The fragmentation of Britain’s railways has its roots in an EEC directive (91/440/EEC) handed down in 1991. This directive decreed the separation of infrastructure from train operations, with the express purpose of creating a competitive market. It was the blueprint used by John Major for the Conservative government’s privatisation of Britain’s railways from 1994 to 1996.
The EU never talks about privatisation. It prefers instead to refer to competition and markets. This lies at the heart of what the EU is really about, and the inevitable consequence is to privatise and fragment public services.
Many and complex interfaces between different organisations are required to deliver anything approaching a cohesive service such as the railway. With hundreds of players, the interface costs in the railway soar.
Millions of pounds are spent bidding for the huge number of contracts.
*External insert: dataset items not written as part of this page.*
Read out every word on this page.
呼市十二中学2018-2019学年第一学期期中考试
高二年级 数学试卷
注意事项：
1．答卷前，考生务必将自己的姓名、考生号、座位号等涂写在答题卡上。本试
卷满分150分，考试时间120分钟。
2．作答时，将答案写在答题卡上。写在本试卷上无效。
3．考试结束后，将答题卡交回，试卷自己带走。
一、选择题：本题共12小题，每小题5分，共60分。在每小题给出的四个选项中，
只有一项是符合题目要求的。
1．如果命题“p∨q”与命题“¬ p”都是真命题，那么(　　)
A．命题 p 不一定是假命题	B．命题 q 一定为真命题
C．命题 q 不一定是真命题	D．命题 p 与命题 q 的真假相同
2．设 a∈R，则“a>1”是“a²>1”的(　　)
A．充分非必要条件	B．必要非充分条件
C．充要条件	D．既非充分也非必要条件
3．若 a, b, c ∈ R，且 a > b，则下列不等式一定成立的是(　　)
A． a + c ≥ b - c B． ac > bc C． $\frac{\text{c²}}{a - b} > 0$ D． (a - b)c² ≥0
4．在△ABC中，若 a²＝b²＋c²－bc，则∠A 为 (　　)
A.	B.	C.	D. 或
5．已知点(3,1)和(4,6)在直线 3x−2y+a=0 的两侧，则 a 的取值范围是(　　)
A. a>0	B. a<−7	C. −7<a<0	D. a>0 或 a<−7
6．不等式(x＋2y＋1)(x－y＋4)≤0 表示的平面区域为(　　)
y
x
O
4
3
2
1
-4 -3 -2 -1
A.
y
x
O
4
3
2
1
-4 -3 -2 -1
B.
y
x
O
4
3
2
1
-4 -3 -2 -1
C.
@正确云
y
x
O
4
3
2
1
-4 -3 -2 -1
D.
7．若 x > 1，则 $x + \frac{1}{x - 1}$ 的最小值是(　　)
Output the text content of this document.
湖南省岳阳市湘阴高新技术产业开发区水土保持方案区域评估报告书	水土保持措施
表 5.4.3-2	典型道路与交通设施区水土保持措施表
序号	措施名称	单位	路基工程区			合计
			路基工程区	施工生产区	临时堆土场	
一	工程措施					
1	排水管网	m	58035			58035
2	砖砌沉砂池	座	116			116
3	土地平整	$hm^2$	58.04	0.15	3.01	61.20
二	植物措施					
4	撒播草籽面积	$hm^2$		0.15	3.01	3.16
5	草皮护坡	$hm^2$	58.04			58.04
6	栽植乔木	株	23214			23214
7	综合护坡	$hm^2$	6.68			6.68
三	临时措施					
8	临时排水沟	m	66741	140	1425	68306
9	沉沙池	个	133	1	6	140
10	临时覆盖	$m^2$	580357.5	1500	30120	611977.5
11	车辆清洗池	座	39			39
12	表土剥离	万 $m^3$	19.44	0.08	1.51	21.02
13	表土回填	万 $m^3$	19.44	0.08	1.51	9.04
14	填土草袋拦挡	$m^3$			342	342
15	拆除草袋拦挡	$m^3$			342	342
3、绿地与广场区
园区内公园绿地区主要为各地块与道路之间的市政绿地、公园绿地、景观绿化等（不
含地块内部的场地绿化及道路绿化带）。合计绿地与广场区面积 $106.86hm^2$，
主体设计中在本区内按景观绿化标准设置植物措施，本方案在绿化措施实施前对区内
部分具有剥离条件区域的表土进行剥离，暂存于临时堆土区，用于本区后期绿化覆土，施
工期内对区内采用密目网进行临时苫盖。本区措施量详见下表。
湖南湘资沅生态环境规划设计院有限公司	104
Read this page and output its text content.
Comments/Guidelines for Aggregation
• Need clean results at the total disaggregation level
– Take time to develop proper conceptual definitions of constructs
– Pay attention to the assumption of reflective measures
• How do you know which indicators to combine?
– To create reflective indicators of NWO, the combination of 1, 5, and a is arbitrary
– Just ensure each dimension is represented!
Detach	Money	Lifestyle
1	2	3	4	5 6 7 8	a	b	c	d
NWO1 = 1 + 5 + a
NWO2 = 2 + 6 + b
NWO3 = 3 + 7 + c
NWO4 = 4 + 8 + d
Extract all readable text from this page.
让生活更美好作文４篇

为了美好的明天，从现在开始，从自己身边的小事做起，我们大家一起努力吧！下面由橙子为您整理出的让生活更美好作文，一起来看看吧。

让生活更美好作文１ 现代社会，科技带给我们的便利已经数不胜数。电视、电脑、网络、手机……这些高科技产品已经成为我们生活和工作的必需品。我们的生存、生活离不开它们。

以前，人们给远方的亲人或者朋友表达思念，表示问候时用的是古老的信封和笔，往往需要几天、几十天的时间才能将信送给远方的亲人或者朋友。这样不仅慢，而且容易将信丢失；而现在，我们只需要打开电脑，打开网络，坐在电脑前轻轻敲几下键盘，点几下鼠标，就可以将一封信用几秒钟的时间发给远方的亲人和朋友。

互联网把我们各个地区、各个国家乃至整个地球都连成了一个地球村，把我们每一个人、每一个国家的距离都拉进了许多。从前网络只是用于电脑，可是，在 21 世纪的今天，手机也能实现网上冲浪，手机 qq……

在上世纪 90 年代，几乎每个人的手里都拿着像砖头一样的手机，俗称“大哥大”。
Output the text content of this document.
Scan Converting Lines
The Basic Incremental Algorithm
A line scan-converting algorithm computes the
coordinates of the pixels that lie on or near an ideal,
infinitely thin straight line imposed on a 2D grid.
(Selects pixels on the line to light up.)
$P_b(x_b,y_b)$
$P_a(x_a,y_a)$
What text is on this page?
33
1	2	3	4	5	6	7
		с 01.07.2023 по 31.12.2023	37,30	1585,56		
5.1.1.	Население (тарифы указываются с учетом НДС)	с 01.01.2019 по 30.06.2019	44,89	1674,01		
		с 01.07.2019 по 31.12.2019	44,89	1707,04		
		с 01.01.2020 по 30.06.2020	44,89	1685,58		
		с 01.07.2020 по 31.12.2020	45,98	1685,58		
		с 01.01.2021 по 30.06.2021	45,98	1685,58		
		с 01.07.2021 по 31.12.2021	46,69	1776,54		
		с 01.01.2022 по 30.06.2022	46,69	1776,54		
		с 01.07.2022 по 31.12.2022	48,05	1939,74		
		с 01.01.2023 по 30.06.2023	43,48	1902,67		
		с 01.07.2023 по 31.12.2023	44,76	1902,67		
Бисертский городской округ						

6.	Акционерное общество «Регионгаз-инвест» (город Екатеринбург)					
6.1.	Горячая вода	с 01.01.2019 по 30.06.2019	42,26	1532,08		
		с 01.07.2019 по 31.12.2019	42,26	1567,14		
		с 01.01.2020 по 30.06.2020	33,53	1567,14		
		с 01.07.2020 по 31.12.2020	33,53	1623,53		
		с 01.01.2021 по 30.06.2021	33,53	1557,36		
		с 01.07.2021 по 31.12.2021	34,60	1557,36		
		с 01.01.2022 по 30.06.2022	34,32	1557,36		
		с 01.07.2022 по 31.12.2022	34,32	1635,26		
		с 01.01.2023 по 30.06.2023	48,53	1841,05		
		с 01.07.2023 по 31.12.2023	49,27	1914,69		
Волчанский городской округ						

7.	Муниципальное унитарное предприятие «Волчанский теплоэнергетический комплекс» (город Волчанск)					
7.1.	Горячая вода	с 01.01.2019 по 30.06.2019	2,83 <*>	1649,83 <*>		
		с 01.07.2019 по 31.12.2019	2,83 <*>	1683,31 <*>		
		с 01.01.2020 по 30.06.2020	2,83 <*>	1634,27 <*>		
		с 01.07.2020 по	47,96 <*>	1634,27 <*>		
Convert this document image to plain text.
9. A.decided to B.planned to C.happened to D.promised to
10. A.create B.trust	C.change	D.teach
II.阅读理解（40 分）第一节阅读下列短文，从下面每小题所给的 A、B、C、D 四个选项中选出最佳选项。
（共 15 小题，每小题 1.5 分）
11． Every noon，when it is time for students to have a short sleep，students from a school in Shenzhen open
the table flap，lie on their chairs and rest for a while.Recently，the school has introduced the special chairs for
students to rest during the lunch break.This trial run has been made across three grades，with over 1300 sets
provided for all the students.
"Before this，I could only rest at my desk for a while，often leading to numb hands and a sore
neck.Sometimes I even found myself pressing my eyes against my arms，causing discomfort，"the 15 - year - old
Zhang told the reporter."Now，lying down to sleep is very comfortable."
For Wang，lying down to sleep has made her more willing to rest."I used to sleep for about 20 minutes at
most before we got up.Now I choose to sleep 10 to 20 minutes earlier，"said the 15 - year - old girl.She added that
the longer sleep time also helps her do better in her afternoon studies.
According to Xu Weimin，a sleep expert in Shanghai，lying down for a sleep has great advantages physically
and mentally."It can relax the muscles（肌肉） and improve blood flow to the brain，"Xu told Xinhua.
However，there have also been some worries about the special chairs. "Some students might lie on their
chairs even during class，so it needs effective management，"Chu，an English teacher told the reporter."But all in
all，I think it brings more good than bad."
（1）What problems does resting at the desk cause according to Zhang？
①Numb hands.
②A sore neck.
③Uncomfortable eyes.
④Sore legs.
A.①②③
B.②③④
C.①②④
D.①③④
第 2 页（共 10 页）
Bidding costs for passenger franchises has become so great that some players like National Express have pulled out of Britain and now fish in easier places like Germany, where the contract regime is somewhat cheaper.
Many of the firms coming in are big companies with little interest in the railways – particularly companies engaged in facilities management, cleaning, and information technology. Many then outsource some of their activities, further fragmenting the workforce.
All of this means the employers are much more difficult to organise in – though not impossible, as the RMT showed in February, winning big pay rises for DHL workers in catering and logistics on the West Coast line.